Nossa cidade, nosso futuro: contação de história e conscientização em Éllen Santa Rosa


Minha cidade, meu futuro!, livro infantil de Éllen Santa Rosa com belas ilustrações de Dam d'Souza, é história contada com desenvoltura e de modo direto. De enredo simples, mas com profundidade de tema, pois discute questões socioambientais concernentes às cidades grandes.

Miguel é um garoto esperto, consciente sobre o mundo que habitamos. Saiu há pouco da roça para morar na cidade grande. Toda a narrativa se concentra num passeio dele com o avô — o primeiro que realiza, agora como morador da cidade, pois antes ele foi ali apenas visitante. E já é dito de cara ao leitor que o avô dizia ao neto que ali, na cidade grande, estaria o futuro do garoto.

Mas a cidade tem problemas causados pelos humanos: ônibus lotados, calor forte por causa da poluição, poucas árvores, ruídos excessivos, céu escondido pelos prédios altos, lixo espalhado, mosquitos atraídos pelo lixo.

Pequeno ainda, Miguel já aprendeu na escola rural coisas importantes. Uma delas é que o mundo precisa do nosso cuidado e que cuidar do mundo é também cuidar de nós. Assim ele fala ao avô quando ambos estão sentados no banco de uma praça e os olhos infantis estão vendo lixo esparramado atrás do banco: "— Então precisamos fazer alguma coisa agora, no presente, senão não teremos um bom futuro por aqui não..." (p. 12).

Depois desse episódio, o menino, instado pela voz do avô, começa a dar sugestões do que pode ser feito para serem melhoradas as condições ruins da cidade. Tudo questão de atitudes humanas mais adequadas. Empolgado com a própria fala, o garoto vai dizendo tudo mais alto e, com isso, vai chamando a atenção das pessoas que passam pelo lugar. Vão parando para escutá-lo.

Da fala infante, as atitudes de todos. As palavras do garoto mostram a importância da Educação, no espaço mesmo escolar, e de como as sementes plantadas pela Escola, quando bem semeadas, podem ser espalhadas alhures e render bons frutos. Mesmo que isso seja a longo prazo, não importa!

Destaque-se que a pequena história do passeio de Miguel com o avô não se prende apenas a aspectos negativos da cidade.

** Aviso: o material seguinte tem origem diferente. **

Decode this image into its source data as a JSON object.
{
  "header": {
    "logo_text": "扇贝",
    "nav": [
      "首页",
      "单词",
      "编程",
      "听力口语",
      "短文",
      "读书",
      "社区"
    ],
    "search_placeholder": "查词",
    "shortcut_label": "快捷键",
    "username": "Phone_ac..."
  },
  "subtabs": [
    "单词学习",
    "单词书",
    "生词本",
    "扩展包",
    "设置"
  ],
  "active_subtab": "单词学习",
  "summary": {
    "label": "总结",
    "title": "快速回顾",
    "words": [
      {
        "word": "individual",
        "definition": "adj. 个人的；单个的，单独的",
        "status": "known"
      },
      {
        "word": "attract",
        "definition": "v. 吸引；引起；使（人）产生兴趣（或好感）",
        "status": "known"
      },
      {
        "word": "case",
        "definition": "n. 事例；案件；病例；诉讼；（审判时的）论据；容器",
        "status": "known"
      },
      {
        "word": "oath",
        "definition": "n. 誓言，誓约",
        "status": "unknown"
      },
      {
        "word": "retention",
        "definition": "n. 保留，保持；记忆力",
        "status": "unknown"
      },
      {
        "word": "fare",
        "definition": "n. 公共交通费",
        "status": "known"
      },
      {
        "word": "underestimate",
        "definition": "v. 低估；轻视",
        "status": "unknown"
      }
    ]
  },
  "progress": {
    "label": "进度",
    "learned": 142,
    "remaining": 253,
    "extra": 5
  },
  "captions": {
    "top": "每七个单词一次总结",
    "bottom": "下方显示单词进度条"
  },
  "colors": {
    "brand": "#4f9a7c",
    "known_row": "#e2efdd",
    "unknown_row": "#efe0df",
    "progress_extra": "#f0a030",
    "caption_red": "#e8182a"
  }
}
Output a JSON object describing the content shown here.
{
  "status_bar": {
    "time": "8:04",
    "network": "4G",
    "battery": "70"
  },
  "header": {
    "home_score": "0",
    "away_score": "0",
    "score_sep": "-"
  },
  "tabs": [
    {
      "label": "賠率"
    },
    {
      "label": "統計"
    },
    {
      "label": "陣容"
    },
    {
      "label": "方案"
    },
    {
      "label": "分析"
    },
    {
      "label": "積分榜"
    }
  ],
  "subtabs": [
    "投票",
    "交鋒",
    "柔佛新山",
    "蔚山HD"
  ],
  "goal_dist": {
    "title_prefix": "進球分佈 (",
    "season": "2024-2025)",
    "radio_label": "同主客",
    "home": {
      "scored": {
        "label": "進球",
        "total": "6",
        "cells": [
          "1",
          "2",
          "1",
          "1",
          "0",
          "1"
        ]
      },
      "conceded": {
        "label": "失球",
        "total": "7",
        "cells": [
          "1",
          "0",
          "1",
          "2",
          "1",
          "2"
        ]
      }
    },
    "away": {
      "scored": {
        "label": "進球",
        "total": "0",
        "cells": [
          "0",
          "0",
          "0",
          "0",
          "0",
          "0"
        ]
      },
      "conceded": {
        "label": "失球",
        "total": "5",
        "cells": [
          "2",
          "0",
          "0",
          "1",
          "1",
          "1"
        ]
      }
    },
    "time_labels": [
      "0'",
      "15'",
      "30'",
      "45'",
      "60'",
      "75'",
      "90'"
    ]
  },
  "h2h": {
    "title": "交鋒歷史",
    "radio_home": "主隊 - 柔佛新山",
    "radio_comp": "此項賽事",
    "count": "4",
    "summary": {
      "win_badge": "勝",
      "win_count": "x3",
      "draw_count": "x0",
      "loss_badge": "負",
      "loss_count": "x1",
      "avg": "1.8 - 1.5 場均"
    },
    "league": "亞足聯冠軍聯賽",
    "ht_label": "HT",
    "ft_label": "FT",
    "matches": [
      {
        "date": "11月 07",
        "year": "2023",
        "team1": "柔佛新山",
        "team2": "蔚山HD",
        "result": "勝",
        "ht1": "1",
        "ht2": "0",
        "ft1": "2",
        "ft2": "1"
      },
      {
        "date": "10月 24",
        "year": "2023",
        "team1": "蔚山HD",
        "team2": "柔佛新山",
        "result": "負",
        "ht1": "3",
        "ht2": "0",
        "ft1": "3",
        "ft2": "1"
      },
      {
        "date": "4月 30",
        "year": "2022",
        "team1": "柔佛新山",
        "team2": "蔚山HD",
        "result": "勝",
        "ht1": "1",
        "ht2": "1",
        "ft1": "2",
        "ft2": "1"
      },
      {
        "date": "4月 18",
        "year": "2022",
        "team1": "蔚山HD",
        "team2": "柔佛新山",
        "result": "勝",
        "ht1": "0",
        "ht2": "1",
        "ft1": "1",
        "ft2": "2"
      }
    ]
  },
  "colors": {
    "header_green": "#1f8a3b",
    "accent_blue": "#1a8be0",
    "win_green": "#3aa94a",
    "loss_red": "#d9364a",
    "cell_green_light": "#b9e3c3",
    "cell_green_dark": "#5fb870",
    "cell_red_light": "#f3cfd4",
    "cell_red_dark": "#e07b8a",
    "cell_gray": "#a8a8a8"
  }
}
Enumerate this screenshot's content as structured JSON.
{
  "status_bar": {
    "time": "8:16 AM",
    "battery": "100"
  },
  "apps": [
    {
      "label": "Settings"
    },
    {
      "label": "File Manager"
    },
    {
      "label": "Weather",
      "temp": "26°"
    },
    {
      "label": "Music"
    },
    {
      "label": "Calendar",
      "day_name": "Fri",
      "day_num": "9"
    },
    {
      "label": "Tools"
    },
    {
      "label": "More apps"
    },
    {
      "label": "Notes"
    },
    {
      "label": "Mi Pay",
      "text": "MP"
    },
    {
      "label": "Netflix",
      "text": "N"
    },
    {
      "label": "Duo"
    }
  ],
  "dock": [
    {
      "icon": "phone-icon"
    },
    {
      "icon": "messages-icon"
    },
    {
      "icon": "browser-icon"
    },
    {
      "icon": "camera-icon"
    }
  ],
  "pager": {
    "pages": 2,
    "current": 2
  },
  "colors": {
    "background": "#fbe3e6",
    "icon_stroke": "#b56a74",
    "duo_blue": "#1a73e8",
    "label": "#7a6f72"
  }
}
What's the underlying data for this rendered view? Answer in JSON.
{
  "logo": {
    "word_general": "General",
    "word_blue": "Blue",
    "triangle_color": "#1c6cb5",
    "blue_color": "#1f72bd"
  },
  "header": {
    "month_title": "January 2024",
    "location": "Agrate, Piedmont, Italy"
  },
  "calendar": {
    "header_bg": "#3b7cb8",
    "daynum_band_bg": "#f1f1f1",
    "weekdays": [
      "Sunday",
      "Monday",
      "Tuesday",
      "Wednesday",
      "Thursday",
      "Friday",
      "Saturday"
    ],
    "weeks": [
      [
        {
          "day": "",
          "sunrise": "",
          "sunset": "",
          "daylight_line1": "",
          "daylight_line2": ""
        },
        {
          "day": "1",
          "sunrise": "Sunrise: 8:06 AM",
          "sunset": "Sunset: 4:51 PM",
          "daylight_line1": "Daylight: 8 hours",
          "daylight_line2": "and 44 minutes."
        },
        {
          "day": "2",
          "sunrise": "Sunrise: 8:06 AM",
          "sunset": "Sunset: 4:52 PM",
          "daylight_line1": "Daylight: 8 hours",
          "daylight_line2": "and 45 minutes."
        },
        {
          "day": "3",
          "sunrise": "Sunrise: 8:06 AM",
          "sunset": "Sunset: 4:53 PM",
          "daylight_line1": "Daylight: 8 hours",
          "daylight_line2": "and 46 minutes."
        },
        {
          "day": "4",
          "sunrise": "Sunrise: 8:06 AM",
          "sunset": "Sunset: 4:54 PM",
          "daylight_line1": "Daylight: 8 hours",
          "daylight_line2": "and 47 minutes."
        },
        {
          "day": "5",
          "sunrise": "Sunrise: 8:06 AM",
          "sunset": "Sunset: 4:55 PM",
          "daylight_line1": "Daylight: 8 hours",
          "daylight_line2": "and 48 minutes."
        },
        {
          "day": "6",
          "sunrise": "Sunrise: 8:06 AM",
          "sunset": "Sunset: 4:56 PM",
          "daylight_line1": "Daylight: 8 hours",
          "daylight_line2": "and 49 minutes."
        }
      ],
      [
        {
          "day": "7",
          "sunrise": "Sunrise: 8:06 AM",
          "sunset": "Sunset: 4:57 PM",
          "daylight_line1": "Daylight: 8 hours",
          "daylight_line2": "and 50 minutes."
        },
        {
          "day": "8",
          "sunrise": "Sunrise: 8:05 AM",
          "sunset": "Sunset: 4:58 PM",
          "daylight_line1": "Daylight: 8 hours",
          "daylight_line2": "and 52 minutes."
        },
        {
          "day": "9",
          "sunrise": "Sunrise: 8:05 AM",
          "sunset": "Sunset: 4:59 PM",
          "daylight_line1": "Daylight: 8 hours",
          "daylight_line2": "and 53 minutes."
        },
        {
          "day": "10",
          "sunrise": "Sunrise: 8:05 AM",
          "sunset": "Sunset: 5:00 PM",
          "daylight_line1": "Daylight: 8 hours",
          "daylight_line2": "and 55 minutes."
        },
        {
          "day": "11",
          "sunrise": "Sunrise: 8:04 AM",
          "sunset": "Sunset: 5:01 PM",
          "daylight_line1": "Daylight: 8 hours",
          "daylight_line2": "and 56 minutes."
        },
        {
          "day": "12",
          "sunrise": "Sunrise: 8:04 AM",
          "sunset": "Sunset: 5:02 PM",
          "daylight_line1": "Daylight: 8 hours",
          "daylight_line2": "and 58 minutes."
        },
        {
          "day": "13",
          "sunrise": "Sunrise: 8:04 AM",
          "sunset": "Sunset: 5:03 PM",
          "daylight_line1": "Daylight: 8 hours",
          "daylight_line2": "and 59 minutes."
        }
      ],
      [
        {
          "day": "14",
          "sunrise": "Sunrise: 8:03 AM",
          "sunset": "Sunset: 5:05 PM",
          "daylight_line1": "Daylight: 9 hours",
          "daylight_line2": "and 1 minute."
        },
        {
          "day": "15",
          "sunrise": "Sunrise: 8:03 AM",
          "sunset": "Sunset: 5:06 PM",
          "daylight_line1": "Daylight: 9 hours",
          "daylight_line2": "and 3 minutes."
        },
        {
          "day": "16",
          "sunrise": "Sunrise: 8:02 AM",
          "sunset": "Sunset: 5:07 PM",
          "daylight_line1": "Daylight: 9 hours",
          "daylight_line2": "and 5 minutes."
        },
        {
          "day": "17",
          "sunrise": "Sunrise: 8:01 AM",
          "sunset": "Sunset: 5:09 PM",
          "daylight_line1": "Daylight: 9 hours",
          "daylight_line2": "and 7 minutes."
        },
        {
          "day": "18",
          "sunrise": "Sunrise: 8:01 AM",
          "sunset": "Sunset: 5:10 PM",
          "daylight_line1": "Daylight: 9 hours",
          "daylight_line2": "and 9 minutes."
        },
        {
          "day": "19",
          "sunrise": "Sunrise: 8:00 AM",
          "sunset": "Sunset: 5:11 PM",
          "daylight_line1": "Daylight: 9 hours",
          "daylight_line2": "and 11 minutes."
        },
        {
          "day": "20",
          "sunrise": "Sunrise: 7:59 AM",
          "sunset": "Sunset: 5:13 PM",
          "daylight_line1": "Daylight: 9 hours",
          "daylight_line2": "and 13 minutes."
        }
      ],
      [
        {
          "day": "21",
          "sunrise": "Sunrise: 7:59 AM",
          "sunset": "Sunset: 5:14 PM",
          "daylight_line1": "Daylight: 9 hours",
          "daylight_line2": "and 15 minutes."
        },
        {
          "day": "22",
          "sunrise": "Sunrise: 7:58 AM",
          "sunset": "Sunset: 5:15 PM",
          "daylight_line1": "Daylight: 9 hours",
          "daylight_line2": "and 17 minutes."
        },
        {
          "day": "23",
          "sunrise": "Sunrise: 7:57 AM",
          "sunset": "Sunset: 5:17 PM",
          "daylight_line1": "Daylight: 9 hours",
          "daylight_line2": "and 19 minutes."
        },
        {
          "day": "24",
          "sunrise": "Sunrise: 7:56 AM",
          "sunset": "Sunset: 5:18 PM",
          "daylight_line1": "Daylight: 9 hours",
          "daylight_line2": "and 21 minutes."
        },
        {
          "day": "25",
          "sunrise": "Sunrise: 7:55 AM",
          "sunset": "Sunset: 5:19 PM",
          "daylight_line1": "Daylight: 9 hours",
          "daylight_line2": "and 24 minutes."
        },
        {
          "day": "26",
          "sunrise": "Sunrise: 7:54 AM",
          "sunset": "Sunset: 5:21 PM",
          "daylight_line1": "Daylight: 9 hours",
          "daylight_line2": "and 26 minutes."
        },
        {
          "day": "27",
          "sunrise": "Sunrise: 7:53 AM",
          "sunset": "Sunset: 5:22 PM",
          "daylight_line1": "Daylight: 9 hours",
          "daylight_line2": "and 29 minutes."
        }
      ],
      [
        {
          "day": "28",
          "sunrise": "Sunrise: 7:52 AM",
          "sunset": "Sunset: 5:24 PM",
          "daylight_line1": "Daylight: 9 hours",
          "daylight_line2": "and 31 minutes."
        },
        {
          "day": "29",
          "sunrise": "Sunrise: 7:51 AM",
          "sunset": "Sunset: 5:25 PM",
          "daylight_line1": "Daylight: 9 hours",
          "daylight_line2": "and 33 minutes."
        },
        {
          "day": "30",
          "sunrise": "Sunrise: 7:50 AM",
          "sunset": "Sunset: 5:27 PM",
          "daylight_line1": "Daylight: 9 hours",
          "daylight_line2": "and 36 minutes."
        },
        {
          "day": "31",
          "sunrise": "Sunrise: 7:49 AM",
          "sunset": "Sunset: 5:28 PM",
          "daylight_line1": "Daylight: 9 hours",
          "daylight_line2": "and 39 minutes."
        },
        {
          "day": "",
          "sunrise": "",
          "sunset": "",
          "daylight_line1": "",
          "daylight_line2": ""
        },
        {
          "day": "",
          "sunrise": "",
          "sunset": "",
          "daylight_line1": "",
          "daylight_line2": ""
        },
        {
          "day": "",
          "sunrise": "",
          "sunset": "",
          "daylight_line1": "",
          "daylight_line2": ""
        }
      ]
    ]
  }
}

Os montes que rodeiam a urbe, os parques tantos, as praças com brinquedos para as crianças — tudo isso compõe os elementos descritivos dados ao leitor.

Somam-se a essa positividade as ilustrações de Dam d'Souza. Reforçam elas a diversidade étnica dos moradores da cidade. Miguel e o avô são negros. Personagens figurantes pardas e brancas comparecem nas imagens. A graciosidade dos traços mostra casas e prédios, automóveis, casais dividindo a vida, o verde da natureza em meio à secura do concreto, uma senhora alimentando pombos na praça, uma personagem fazendo cooper nesse mesmo espaço, faces alegres por uma cidade melhor.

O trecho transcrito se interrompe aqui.